We will use a well known data set and apply LDA and PCA to see what kind of results are obtained. We do this by using the *wine* data set available in the scikit-learn machine learning library. This data set has 178 examples from three classes. Each example consists of 13 real-valued features. In this case, we will use the LDA and PCA class from the scikit-learn library.

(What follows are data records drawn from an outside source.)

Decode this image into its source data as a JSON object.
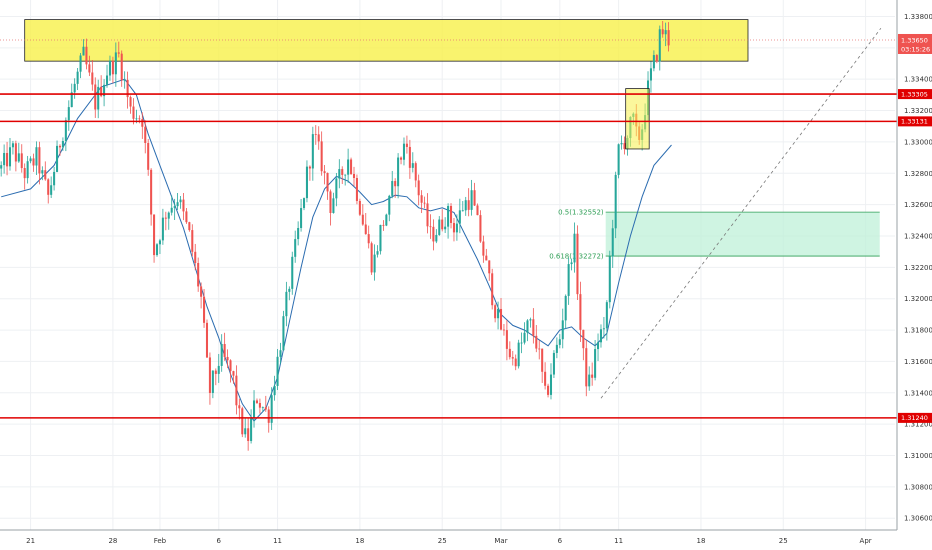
{
  "chart_data": {
    "type": "candlestick",
    "title": "",
    "xlabel": "",
    "ylabel": "",
    "ylim": [
      1.30525,
      1.33905
    ],
    "y_ticks": [
      "1.33800",
      "1.33600",
      "1.33400",
      "1.33200",
      "1.33000",
      "1.32800",
      "1.32600",
      "1.32400",
      "1.32200",
      "1.32000",
      "1.31800",
      "1.31600",
      "1.31400",
      "1.31200",
      "1.31000",
      "1.30800",
      "1.30600"
    ],
    "x_ticks": [
      {
        "label": "21",
        "day": 0
      },
      {
        "label": "28",
        "day": 7
      },
      {
        "label": "Feb",
        "day": 11
      },
      {
        "label": "6",
        "day": 16
      },
      {
        "label": "11",
        "day": 21
      },
      {
        "label": "18",
        "day": 28
      },
      {
        "label": "25",
        "day": 35
      },
      {
        "label": "Mar",
        "day": 40
      },
      {
        "label": "6",
        "day": 45
      },
      {
        "label": "11",
        "day": 50
      },
      {
        "label": "18",
        "day": 57
      },
      {
        "label": "25",
        "day": 64
      },
      {
        "label": "Apr",
        "day": 71
      }
    ],
    "x_range_days": [
      -2.6,
      73.5
    ],
    "close_path": [
      [
        -2.5,
        1.3283
      ],
      [
        -1.5,
        1.3295
      ],
      [
        -0.5,
        1.328
      ],
      [
        0.5,
        1.329
      ],
      [
        1.5,
        1.3265
      ],
      [
        2.5,
        1.33
      ],
      [
        3.5,
        1.333
      ],
      [
        4.5,
        1.3355
      ],
      [
        5.5,
        1.3325
      ],
      [
        6.5,
        1.3345
      ],
      [
        7.5,
        1.3355
      ],
      [
        8.5,
        1.332
      ],
      [
        9.5,
        1.3315
      ],
      [
        10.0,
        1.3278
      ],
      [
        10.5,
        1.323
      ],
      [
        11.5,
        1.3255
      ],
      [
        12.5,
        1.3265
      ],
      [
        13.5,
        1.324
      ],
      [
        14.5,
        1.32
      ],
      [
        15.2,
        1.314
      ],
      [
        16.2,
        1.3165
      ],
      [
        17.2,
        1.315
      ],
      [
        17.7,
        1.3125
      ],
      [
        18.4,
        1.3108
      ],
      [
        19.2,
        1.3138
      ],
      [
        20.2,
        1.3125
      ],
      [
        21.2,
        1.317
      ],
      [
        22.0,
        1.321
      ],
      [
        22.7,
        1.324
      ],
      [
        23.4,
        1.3275
      ],
      [
        24.1,
        1.3305
      ],
      [
        24.8,
        1.3285
      ],
      [
        25.5,
        1.326
      ],
      [
        26.2,
        1.3275
      ],
      [
        27.0,
        1.329
      ],
      [
        27.7,
        1.327
      ],
      [
        28.4,
        1.3245
      ],
      [
        29.1,
        1.322
      ],
      [
        29.8,
        1.3245
      ],
      [
        30.5,
        1.326
      ],
      [
        31.2,
        1.3285
      ],
      [
        31.9,
        1.33
      ],
      [
        32.6,
        1.328
      ],
      [
        33.3,
        1.326
      ],
      [
        34.0,
        1.324
      ],
      [
        34.7,
        1.3245
      ],
      [
        35.4,
        1.3255
      ],
      [
        36.1,
        1.3245
      ],
      [
        36.8,
        1.326
      ],
      [
        37.5,
        1.3265
      ],
      [
        38.2,
        1.324
      ],
      [
        38.9,
        1.3215
      ],
      [
        39.6,
        1.319
      ],
      [
        40.3,
        1.3175
      ],
      [
        41.0,
        1.316
      ],
      [
        41.7,
        1.317
      ],
      [
        42.4,
        1.3185
      ],
      [
        43.1,
        1.317
      ],
      [
        43.8,
        1.3135
      ],
      [
        44.4,
        1.316
      ],
      [
        45.0,
        1.3175
      ],
      [
        45.6,
        1.321
      ],
      [
        46.2,
        1.324
      ],
      [
        46.8,
        1.3175
      ],
      [
        47.2,
        1.315
      ],
      [
        47.6,
        1.3145
      ],
      [
        48.0,
        1.3165
      ],
      [
        48.4,
        1.318
      ],
      [
        48.8,
        1.3175
      ],
      [
        49.2,
        1.322
      ],
      [
        49.6,
        1.326
      ],
      [
        50.0,
        1.3295
      ],
      [
        50.4,
        1.33
      ],
      [
        50.8,
        1.3305
      ],
      [
        51.2,
        1.3315
      ],
      [
        51.6,
        1.33
      ],
      [
        52.0,
        1.331
      ],
      [
        52.4,
        1.333
      ],
      [
        52.8,
        1.3345
      ],
      [
        53.2,
        1.3355
      ],
      [
        53.6,
        1.3372
      ],
      [
        54.0,
        1.3368
      ],
      [
        54.3,
        1.3365
      ]
    ],
    "moving_average": [
      [
        -2.5,
        1.3265
      ],
      [
        0.0,
        1.327
      ],
      [
        2.0,
        1.3285
      ],
      [
        4.0,
        1.3315
      ],
      [
        6.0,
        1.3335
      ],
      [
        8.0,
        1.334
      ],
      [
        9.0,
        1.333
      ],
      [
        10.0,
        1.3305
      ],
      [
        11.0,
        1.3285
      ],
      [
        12.0,
        1.3265
      ],
      [
        13.0,
        1.3245
      ],
      [
        14.0,
        1.322
      ],
      [
        15.0,
        1.3195
      ],
      [
        16.0,
        1.3175
      ],
      [
        17.0,
        1.3152
      ],
      [
        18.0,
        1.3133
      ],
      [
        19.0,
        1.3122
      ],
      [
        20.0,
        1.313
      ],
      [
        21.0,
        1.315
      ],
      [
        22.0,
        1.3185
      ],
      [
        23.0,
        1.322
      ],
      [
        24.0,
        1.3252
      ],
      [
        25.0,
        1.327
      ],
      [
        26.0,
        1.3278
      ],
      [
        27.0,
        1.3275
      ],
      [
        28.0,
        1.3268
      ],
      [
        29.0,
        1.326
      ],
      [
        30.0,
        1.3262
      ],
      [
        31.0,
        1.3266
      ],
      [
        32.0,
        1.3265
      ],
      [
        33.0,
        1.3258
      ],
      [
        34.0,
        1.3256
      ],
      [
        35.0,
        1.3258
      ],
      [
        36.0,
        1.3255
      ],
      [
        37.0,
        1.324
      ],
      [
        38.0,
        1.3225
      ],
      [
        39.0,
        1.3208
      ],
      [
        40.0,
        1.319
      ],
      [
        41.0,
        1.3183
      ],
      [
        42.0,
        1.318
      ],
      [
        43.0,
        1.3175
      ],
      [
        44.0,
        1.317
      ],
      [
        45.0,
        1.318
      ],
      [
        46.0,
        1.3182
      ],
      [
        47.0,
        1.3175
      ],
      [
        48.0,
        1.317
      ],
      [
        49.0,
        1.3178
      ],
      [
        50.0,
        1.321
      ],
      [
        51.0,
        1.324
      ],
      [
        52.0,
        1.3265
      ],
      [
        53.0,
        1.3285
      ],
      [
        54.5,
        1.3298
      ]
    ],
    "resistance_zone": {
      "y_low": 1.33515,
      "y_high": 1.3378,
      "x_start": -0.5,
      "x_end": 61.0,
      "color": "#f7f04a"
    },
    "small_zone": {
      "y_low": 1.32955,
      "y_high": 1.3334,
      "x_start": 50.6,
      "x_end": 52.6,
      "color": "#f7f04a"
    },
    "horizontal_levels": [
      {
        "value": 1.33305,
        "label": "1.33305"
      },
      {
        "value": 1.33131,
        "label": "1.33131"
      },
      {
        "value": 1.3124,
        "label": "1.31240"
      }
    ],
    "current_price": {
      "value": 1.3365,
      "label": "1.33650",
      "countdown": "03:15:26"
    },
    "fib_zone": {
      "x_start": 48.9,
      "x_end": 72.2,
      "upper": {
        "value": 1.32552,
        "label": "0.5(1.32552)"
      },
      "lower": {
        "value": 1.32272,
        "label": "0.618(1.32272)"
      },
      "color": "#2e9e55"
    },
    "projection_line": {
      "from": [
        48.5,
        1.31365
      ],
      "to": [
        72.3,
        1.33725
      ]
    },
    "colors": {
      "up": "#26a69a",
      "down": "#ef5350",
      "ma": "#2b6cb0",
      "level": "#e00000",
      "grid": "#eef0f3",
      "axis_text": "#333333"
    },
    "grid": true,
    "legend": "none"
  }
}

from sklearn.datasets import load_wine from sklearn.discriminant_analysis import LinearDiscriminantAnalysis from sklearn.decomposition import PCA wine = load_wine() Wine_Data = wine.data Wine_Class = wine.target lda = LinearDiscriminantAnalysis(n_components=2) lda.fit(Wine_Data, Wine_Class) Proj_lda = lda.transform(Wine_Data) pca = PCA(n_components=2) pca.fit(Wine_Data) Proj_pca = pca.transform(Wine_Data)

The resulting projections in two-dimensions by the both methods are shown below. It is clear from these projections that the dimensionality reduction by the LDA approach maintains class separation well while the reduction by the PCA has data from all three classes mixed up.

To summarize, we should be using LDA for dimensionality reduction if the objective is to maintain class separability. If preserving the data variability, i.e. keeping the data approximation error while reducing dimensionality, is of importance, then PCA should be used. While PCA is meant only for dimensionality reduction, LDA can be used for dimensionality reduction as well as for classification.